ESnet Data and AI Workshop Readout – Chin Gouk (ESnet)
In February 2025, ESnet hosted a workshop focused on AI and data. The workshop aimed to pinpoint specific challenges within ESnet that could be effectively tackled using data-driven approaches. The goal of the workshop is to inform ESnet’s data analysis needs and influence its AI strategy, ultimately guiding the organization’s data management practices and the trajectory of its AI research and AIOps initiatives for ESnet7. This presentation will summarize the key takeaways and recommendations that emerged from the workshop.
Implementing a secure and trusted AI Factory in an NREN environment – Bartosz Belter (PSNC)
PSNC has been awarded a project to build and host an AI Factory as part of the EuroHPC JU initiative. To date, 13 AI Factories have been selected in Europe, building together an innovative EuroHPC infrastructure ecosystem accessible to startups and the wider innovation community. The talk will summarise the main assumptions and architectural choices for the Piast AI Factory and discuss the potential impact of implementing the AI Factories across Europe on the NREN community.

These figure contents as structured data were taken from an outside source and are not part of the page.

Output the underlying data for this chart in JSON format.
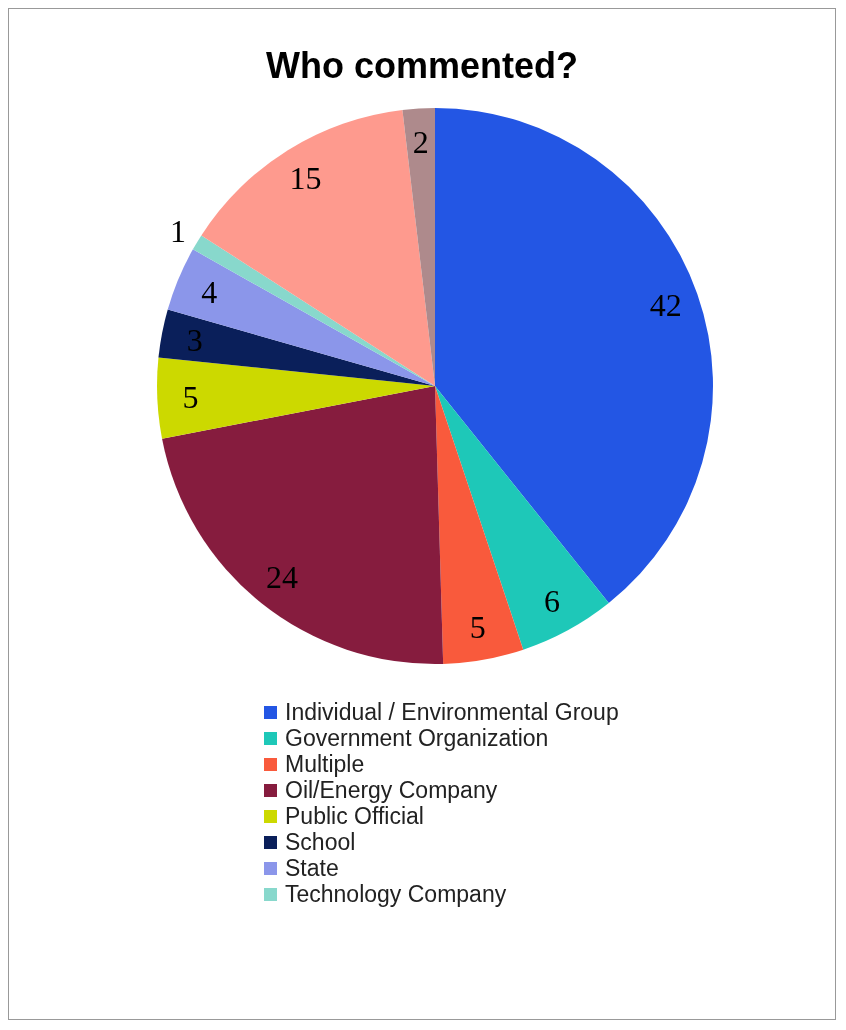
{
  "chart_data": {
    "type": "pie",
    "title": "Who commented?",
    "categories": [
      "Individual / Environmental Group",
      "Government Organization",
      "Multiple",
      "Oil/Energy Company",
      "Public Official",
      "School",
      "State",
      "Technology Company",
      null,
      null
    ],
    "values": [
      42,
      6,
      5,
      24,
      5,
      3,
      4,
      1,
      15,
      2
    ],
    "colors": [
      "#2356e4",
      "#1ec8b8",
      "#f95a3c",
      "#861c3e",
      "#ccd900",
      "#0a1f5a",
      "#8b96ea",
      "#88d8cc",
      "#fe9a8e",
      "#ae8a8c"
    ],
    "data_labels": true,
    "legend": "bottom"
  }
}
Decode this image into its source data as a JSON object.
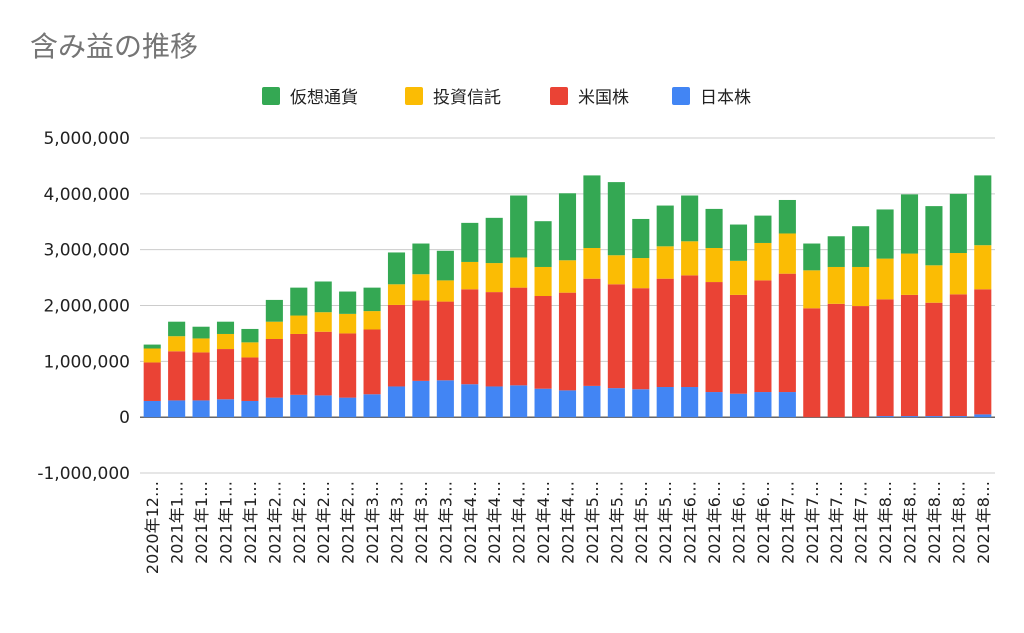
{
  "chart_data": {
    "type": "bar",
    "stacked": true,
    "title": "含み益の推移",
    "xlabel": "",
    "ylabel": "",
    "ylim": [
      -1000000,
      5000000
    ],
    "yticks": [
      "5,000,000",
      "4,000,000",
      "3,000,000",
      "2,000,000",
      "1,000,000",
      "0",
      "-1,000,000"
    ],
    "yticks_values": [
      5000000,
      4000000,
      3000000,
      2000000,
      1000000,
      0,
      -1000000
    ],
    "grid": true,
    "legend_position": "top",
    "categories": [
      "2020年12…",
      "2021年1…",
      "2021年1…",
      "2021年1…",
      "2021年1…",
      "2021年2…",
      "2021年2…",
      "2021年2…",
      "2021年2…",
      "2021年3…",
      "2021年3…",
      "2021年3…",
      "2021年3…",
      "2021年4…",
      "2021年4…",
      "2021年4…",
      "2021年4…",
      "2021年4…",
      "2021年5…",
      "2021年5…",
      "2021年5…",
      "2021年5…",
      "2021年6…",
      "2021年6…",
      "2021年6…",
      "2021年6…",
      "2021年7…",
      "2021年7…",
      "2021年7…",
      "2021年7…",
      "2021年8…",
      "2021年8…",
      "2021年8…",
      "2021年8…",
      "2021年8…"
    ],
    "series": [
      {
        "name": "日本株",
        "color": "#4285f4",
        "values": [
          290000,
          300000,
          300000,
          320000,
          290000,
          350000,
          400000,
          390000,
          350000,
          410000,
          550000,
          650000,
          660000,
          590000,
          550000,
          570000,
          510000,
          480000,
          560000,
          520000,
          500000,
          540000,
          540000,
          450000,
          420000,
          450000,
          450000,
          0,
          0,
          0,
          20000,
          20000,
          20000,
          20000,
          50000
        ]
      },
      {
        "name": "米国株",
        "color": "#ea4335",
        "values": [
          690000,
          880000,
          860000,
          900000,
          780000,
          1050000,
          1090000,
          1140000,
          1150000,
          1160000,
          1460000,
          1440000,
          1410000,
          1700000,
          1690000,
          1750000,
          1660000,
          1750000,
          1920000,
          1860000,
          1810000,
          1940000,
          2000000,
          1970000,
          1770000,
          2000000,
          2120000,
          1950000,
          2030000,
          1990000,
          2090000,
          2170000,
          2030000,
          2180000,
          2240000
        ]
      },
      {
        "name": "投資信託",
        "color": "#fbbc04",
        "values": [
          250000,
          270000,
          250000,
          270000,
          270000,
          310000,
          330000,
          350000,
          350000,
          330000,
          370000,
          470000,
          380000,
          490000,
          520000,
          540000,
          520000,
          580000,
          550000,
          520000,
          540000,
          580000,
          610000,
          610000,
          610000,
          670000,
          720000,
          680000,
          660000,
          700000,
          730000,
          740000,
          670000,
          740000,
          790000
        ]
      },
      {
        "name": "仮想通貨",
        "color": "#34a853",
        "values": [
          70000,
          260000,
          210000,
          220000,
          240000,
          390000,
          500000,
          550000,
          400000,
          420000,
          570000,
          550000,
          530000,
          700000,
          810000,
          1110000,
          820000,
          1200000,
          1300000,
          1310000,
          700000,
          730000,
          820000,
          700000,
          650000,
          490000,
          600000,
          480000,
          550000,
          730000,
          880000,
          1060000,
          1060000,
          1060000,
          1250000
        ]
      }
    ]
  }
}
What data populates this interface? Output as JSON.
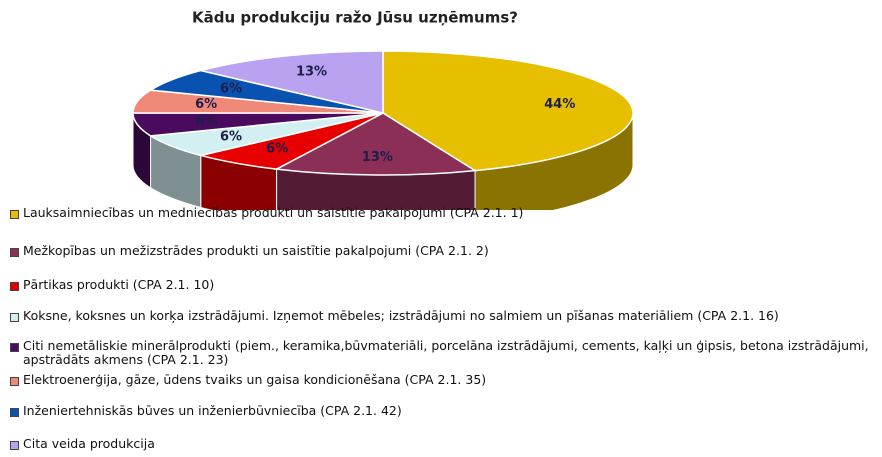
{
  "chart_data": {
    "type": "pie3d",
    "title": "Kādu produkciju ražo Jūsu uzņēmums?",
    "categories": [
      "Lauksaimniecības un medniecības produkti un saistītie pakalpojumi (CPA 2.1. 1)",
      "Mežkopības un mežizstrādes produkti un saistītie pakalpojumi (CPA 2.1. 2)",
      "Pārtikas produkti (CPA 2.1. 10)",
      "Koksne, koksnes un korķa izstrādājumi. Izņemot mēbeles; izstrādājumi no salmiem un pīšanas materiāliem (CPA 2.1. 16)",
      "Citi nemetāliskie minerālprodukti (piem., keramika,būvmateriāli, porcelāna izstrādājumi, cements, kaļķi un ģipsis, betona izstrādājumi, apstrādāts akmens (CPA 2.1. 23)",
      "Elektroenerģija, gāze, ūdens tvaiks un gaisa kondicionēšana (CPA 2.1. 35)",
      "Inženiertehniskās būves un inženierbūvniecība (CPA 2.1. 42)",
      "Cita veida produkcija"
    ],
    "values": [
      44,
      13,
      6,
      6,
      6,
      6,
      6,
      13
    ],
    "value_labels": [
      "44%",
      "13%",
      "6%",
      "6%",
      "6%",
      "6%",
      "6%",
      "13%"
    ],
    "colors": [
      "#e6bf00",
      "#8c2f57",
      "#e80000",
      "#d2f0f2",
      "#4a0a5e",
      "#f08878",
      "#0a52b0",
      "#b9a2f0"
    ]
  }
}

AI-Driven Traffic Characterisation for Scientific Applications in Research and Education Networks – Daniela Brauner (GÉANT)
Research and Education Networks (RENs) are supporting scientific applications with large-scale data transfers from several research communities, requiring consistent high-throughput and low-latency performance. Identify those scientific flows can help national and regional networks on the support for efficient network use, traffic steering, future provisioning and capacity planning. The use of machine learning for traffic characterisation can be an excellent experiment to test the use of AI in the field of networking. This presentation will explore the application of self-supervised graph neural networks (GNNs) and networking datasets on identifying anomalies and the efforts for science traffic characterisation.